ESCUCHA EL SILENCIO
“Escucha el silencio”, me decía Mamá con ojos llorosos y una endeble sonrisa dibujada en sus marchitos labios. Lo decía rutinariamente, cada día, al acostarme en la cama. Lo hacía con la absoluta certeza de que, al despertarse, sus oídos aún repetirían los gritos de la noche anterior y los recientes moratones palpitarían en su delicada piel, como cada día.
Papá era un verdadero monstruo, alguien con una sombra agarrada en su interior, una sombra que cada día crecía más y más.
Tenía la mirada perdida y el ceño fruncido, una barba desaliñada y un carácter violento, era frío, y también callado; menos cuando por las noches, su sombra se desataba contra Mamá. Yo jamás llegué a escuchar nada de lo que decía, porque como algo automático, al primer grito, yo empezaba a escuchar el silencio.
Escuchar el silencio, un arte para escapar de la realidad, mirar un punto fijo, sin siquiera verlo, durante horas, y escuchar solo tu leve respiración; sentirse solo en el mundo, o fuera de él, pensando en algo, o en nada. Convertirte en una gota que repica sin rumbo en un lavabo de marfil.
Es como un hechizo, que te adentra al vacío y te separa de todo, pierdes la noción del tiempo, inexistente allí, hasta despertar sin saber en qué momento has dormido.
Sin embargo, en mi vida ha habido un silencio más importante que el resto; fue aquella tarde de otoño, un día como hoy, pero hace 7 años.
Recuerdo, que en las últimas semanas Mamá estaba muy cambiada, como si le hubieran quitado algo de dentro, irónicamente, ella siempre había parecido vacía, pero en aquellos lejanos días parecía como si hubieran vaciado él vacío que sentía y ahora estuviera perdida en algo irreal, su propia cabeza.
Hacía cosas sin sentido y parecía haberse olvidado de que seguía viva, no me miraba, ni me hablaba, ni hacía nada más allá de las tareas domésticas mientras miraba al frente con la boca entreabierta. Tampoco me acostaba por las noches, ni se relacionaba con Papá, quién no se percató ni lo más mínimo de su extraño comportamiento.
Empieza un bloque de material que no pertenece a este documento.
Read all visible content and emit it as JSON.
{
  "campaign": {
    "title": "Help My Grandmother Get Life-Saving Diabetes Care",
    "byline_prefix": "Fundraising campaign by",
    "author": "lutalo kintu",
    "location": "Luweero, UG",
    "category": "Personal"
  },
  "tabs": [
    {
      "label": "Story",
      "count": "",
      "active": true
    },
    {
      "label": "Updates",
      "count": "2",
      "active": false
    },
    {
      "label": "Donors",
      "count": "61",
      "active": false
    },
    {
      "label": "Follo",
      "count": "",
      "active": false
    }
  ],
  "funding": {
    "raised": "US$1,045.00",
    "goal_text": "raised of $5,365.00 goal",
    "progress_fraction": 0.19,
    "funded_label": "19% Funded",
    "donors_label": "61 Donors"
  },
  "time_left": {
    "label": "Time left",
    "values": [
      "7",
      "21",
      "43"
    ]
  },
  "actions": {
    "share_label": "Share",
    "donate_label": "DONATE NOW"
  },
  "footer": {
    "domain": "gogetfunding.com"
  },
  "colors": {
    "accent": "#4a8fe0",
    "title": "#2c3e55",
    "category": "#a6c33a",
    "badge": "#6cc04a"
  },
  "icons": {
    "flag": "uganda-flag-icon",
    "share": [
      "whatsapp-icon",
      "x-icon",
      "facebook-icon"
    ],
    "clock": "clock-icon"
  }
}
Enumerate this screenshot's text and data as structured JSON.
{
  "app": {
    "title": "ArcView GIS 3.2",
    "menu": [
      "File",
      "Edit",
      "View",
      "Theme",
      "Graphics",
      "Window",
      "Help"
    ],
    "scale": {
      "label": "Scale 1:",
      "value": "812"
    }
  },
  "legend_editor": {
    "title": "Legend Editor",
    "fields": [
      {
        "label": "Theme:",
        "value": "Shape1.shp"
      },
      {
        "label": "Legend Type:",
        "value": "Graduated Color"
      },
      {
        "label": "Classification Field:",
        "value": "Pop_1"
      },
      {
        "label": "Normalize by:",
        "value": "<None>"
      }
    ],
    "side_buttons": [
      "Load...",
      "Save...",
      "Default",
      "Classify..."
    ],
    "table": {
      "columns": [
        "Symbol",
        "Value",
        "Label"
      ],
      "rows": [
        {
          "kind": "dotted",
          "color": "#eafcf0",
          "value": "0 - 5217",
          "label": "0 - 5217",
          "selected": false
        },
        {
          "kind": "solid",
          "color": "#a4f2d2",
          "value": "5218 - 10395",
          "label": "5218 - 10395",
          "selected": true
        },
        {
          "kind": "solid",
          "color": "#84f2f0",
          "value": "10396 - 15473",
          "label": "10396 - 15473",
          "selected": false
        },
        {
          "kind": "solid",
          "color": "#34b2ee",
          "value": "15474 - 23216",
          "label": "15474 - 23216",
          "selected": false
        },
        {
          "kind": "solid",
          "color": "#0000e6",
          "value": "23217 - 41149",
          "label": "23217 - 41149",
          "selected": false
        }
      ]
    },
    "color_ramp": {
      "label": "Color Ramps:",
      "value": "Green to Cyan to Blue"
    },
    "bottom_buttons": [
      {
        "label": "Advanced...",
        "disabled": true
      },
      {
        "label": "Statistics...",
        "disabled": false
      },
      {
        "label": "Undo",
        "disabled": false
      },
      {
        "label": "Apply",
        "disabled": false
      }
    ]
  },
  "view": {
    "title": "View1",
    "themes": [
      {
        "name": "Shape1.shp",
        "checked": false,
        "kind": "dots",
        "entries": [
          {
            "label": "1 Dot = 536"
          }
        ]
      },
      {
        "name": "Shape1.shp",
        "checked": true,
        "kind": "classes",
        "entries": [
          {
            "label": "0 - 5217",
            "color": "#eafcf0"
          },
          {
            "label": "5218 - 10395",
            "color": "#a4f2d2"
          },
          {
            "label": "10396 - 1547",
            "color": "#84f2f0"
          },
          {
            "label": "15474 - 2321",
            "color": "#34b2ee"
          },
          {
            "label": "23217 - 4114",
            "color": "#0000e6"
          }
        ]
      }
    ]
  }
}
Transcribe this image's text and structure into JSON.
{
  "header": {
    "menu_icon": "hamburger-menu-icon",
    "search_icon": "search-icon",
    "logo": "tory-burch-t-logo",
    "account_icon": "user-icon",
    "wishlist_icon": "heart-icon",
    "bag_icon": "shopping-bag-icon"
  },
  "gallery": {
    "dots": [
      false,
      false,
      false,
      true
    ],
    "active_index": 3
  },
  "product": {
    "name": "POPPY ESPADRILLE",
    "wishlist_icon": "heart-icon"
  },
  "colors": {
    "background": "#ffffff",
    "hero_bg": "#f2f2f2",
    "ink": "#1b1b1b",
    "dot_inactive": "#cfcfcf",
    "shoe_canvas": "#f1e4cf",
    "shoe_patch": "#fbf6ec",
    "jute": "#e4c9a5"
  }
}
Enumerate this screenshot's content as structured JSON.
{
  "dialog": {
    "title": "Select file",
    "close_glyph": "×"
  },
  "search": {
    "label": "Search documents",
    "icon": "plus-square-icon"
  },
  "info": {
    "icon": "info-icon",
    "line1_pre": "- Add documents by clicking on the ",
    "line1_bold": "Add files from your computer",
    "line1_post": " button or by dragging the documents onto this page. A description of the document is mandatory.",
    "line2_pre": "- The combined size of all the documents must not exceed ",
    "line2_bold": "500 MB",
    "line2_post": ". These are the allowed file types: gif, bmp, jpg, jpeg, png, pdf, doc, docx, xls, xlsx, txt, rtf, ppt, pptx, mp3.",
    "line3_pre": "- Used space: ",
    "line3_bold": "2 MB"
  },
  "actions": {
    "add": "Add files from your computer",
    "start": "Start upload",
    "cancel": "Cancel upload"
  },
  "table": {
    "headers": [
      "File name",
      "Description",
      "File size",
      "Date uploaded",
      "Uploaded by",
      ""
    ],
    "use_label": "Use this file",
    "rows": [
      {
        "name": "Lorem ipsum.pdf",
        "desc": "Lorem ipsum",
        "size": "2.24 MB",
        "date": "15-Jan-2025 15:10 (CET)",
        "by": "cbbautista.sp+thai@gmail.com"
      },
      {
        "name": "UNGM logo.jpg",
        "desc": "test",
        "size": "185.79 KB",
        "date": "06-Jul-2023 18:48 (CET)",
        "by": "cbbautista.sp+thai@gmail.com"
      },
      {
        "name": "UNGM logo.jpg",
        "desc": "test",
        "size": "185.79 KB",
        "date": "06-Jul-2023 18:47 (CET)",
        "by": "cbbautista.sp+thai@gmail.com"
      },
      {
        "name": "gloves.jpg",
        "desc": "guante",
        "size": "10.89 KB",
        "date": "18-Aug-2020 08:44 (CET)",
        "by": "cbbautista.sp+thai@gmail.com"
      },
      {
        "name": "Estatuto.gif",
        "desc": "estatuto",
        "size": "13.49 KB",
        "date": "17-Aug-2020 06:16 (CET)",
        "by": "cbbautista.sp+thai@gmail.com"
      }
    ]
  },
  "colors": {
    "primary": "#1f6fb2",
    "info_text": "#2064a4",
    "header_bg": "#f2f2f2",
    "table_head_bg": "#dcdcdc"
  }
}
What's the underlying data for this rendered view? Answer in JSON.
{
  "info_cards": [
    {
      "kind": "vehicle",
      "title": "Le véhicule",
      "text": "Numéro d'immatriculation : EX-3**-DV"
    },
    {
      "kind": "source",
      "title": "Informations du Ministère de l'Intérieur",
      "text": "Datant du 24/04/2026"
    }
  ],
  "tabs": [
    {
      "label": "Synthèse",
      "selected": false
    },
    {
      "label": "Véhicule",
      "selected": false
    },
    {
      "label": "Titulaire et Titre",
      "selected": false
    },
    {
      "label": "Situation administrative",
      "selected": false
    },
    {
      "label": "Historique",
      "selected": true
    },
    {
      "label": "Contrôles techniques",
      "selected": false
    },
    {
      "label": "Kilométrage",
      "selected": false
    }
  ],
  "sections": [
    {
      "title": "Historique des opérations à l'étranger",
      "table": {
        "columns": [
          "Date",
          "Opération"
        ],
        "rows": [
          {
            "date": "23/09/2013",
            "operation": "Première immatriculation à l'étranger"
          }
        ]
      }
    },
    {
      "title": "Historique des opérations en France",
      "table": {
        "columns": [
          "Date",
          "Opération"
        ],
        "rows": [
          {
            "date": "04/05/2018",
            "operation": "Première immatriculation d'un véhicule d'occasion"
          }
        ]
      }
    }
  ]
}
Así que cuando la encontré tirada bajo un charco de oscura y espesa sangre en el apagado suelo del baño, con los ojos blancos, bañados en lágrimas negras y con varios cortes en las muñecas, por los cuáles había perdido el poco color que aún le quedaba, no me sorprendí, ni sentí tristeza, diría que no sentí nada, pero más bien sentí una mezcla de liberación y una culpable insignificancia.
Pude estar ahí horas, con los pies en tierra y la cabeza en silencio, observando cautelosamente el cuerpo de Mamá, hasta que una mano tocó mi hombro, era Papá.
Hubo una sencilla investigación del suceso, y lo acabaron determinando como suicidio. Yo tardé en entender que era eso ¿por qué lloraba de color negro? ¿sería su interior así?, pero buena, esas dudas se las traga en tiempo y la oscuridad.
La reacción de Papá fue simple, sin manifestar importancia por lo que había pasado, completó el papeleo necesario y continuó con su vida de padre ausente y siniestro.
Hoy, no sé qué es de él, pues ya llevo mucho tiempo sin verle, pero de Mamá puedo decir algo, hoy ya llevaba 7 años sin verme y ha venido a visitarme, o eso creo, lleva en la esquina de mi cuarto varias horas, con el aspecto de sus últimos momentos, ahora se mueve, viene hacía mí, no tengo miedo, su mano roza mi cara, está fría, extiende su otra mano, es una cuchilla, está algo oxidada, de mis brazos brota sangre, me voy con Mamá.